# Can I get Custom 6 Panel Doors At Odd Sizes?



## joecaption (Nov 30, 2011)

Why the odd ball sizes? Sure would be cheaper to just reframe the wall so standard doors would fit.


----------



## heyjoe91 (Aug 27, 2012)

The roof slops in those areas so a larger door is not possible. I tried to get as much closet space as possible. I've seen really mini 6 panel doors at people's houses in the past but not sure where to get them.


----------



## joed (Mar 13, 2005)

If you go to a custom door manufacturer you should be able to get any size. The big box stores will not have the odd sizes.

Don't where you are located but this came up with google search. They build normal and custom sizes.

http://www.amberwooddoors.com/int-doors.html


----------



## Dwillems (Jul 14, 2011)

I'm not sure why home depot can't order them. I ordered my custom doors through them but they were 80" tall I believe. Maybe they gave you sizes they have in stock?


----------



## chrisn (Dec 23, 2007)

Definition of custom

*1. *Made to order.
*2. *Specializing in the making or selling of made-to-order goods:


----------



## rteggleston (Nov 13, 2021)

joecaption said:


> Why the odd ball sizes? Sure would be cheaper to just reframe the wall so standard doors would fit.


Sure would be easier if people could just answer the question without creating a different solution.


----------



## jeffnc (Apr 1, 2011)

rteggleston said:


> Sure would be easier if people could just answer the question without creating a different solution.


I agree it's annoying sometimes, but to be fair a "different solution" is the best answer sometimes too.

I also don't understand why the doors can't be framed all the same width, for example 25" if necessary, otherwise this is going to start looking goofy pretty fast.

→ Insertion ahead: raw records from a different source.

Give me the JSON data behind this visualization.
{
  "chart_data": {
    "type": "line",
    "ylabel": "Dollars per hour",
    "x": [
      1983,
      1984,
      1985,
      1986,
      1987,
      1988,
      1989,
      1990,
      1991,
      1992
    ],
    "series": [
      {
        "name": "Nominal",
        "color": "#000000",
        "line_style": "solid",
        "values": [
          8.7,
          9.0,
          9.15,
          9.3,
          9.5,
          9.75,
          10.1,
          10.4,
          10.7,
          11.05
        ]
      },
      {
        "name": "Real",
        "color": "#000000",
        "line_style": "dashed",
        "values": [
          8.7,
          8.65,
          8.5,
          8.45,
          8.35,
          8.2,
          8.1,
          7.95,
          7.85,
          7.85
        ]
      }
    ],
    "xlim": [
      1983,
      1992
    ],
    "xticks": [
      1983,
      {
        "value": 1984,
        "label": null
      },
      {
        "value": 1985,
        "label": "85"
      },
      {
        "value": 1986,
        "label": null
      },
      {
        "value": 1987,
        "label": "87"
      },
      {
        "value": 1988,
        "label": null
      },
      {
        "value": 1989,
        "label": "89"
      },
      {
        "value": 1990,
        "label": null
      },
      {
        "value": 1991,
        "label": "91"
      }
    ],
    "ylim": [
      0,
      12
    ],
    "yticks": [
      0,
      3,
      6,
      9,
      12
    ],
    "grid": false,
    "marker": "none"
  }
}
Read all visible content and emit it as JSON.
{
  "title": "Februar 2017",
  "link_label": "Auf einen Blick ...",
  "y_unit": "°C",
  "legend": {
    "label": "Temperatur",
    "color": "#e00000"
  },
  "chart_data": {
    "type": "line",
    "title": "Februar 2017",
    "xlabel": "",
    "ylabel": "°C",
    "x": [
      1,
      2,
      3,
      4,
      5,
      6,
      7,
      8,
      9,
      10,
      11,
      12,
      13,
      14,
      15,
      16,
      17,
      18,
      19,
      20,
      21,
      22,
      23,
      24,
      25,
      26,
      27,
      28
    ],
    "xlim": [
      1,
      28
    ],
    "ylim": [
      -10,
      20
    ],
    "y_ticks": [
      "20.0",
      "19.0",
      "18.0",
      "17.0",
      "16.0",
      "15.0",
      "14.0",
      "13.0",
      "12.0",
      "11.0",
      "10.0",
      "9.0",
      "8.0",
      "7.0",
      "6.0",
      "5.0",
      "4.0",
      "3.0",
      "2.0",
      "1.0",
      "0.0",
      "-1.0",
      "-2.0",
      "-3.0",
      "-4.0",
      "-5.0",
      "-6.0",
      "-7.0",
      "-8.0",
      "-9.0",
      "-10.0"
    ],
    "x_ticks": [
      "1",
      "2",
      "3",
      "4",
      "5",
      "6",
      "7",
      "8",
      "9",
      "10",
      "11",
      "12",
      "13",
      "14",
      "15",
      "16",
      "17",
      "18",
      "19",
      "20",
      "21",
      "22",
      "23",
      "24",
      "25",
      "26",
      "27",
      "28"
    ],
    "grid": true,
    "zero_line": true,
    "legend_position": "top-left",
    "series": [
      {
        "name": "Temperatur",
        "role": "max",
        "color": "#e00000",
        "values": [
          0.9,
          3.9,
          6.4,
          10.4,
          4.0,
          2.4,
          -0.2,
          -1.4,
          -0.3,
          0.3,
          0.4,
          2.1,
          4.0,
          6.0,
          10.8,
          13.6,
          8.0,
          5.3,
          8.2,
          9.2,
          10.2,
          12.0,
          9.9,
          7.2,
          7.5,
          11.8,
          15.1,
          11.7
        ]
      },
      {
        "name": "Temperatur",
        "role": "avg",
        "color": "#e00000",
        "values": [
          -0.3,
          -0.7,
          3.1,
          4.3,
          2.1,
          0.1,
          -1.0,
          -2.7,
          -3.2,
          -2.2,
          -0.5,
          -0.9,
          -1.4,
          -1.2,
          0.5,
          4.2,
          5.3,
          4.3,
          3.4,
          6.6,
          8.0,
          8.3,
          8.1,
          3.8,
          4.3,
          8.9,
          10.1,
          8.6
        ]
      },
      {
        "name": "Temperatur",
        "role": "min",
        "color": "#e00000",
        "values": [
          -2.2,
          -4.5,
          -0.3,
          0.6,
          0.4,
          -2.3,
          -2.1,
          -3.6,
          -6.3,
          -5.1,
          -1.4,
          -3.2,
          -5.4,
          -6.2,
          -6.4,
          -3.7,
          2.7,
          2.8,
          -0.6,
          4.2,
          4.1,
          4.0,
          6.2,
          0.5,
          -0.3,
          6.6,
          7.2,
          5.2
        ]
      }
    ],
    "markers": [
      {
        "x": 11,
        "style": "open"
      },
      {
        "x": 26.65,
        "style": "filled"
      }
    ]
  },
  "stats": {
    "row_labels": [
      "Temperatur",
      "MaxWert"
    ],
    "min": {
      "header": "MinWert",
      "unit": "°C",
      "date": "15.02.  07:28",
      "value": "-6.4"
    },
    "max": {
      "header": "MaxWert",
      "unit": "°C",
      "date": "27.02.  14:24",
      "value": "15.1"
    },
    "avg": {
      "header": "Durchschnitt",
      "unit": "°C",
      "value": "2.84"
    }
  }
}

As far as the height is concerned, just cut the doors down. I don't see the problem. If hollow doors, cut out the solid piece at the bottom and reposition it at the bottom after cutting the door down, or build in your own solid piece. It's pretty normal in situations where the ceiling imposes. If you're talking about custom doors where the panels are smaller than the panels on your other doors so that you have full panels, then that just looks goofy for a different reason.

As far as the width, anybody with a saw and a router should be able to trim both sides of a door equally and remortise the hinges and door handle. All of this becomes easier with solid doors rather than hollow.


----------



## Mike Milam (Mar 3, 2017)

Home depot here will order an odd size. Or at least they used to. Cost about 35% more than standard but available.


----------



## Zulu Kono (Nov 2, 2021)

You can get whatever you want if you're willing to pay for it.


----------



## SPS-1 (Oct 21, 2008)

I expect by now, OP has resolved the problem.


----------



## chandler48 (Jun 5, 2017)

@franklin deeball you are responding to a 9 year old thread. The OP may not be active. Look at the dates.


----------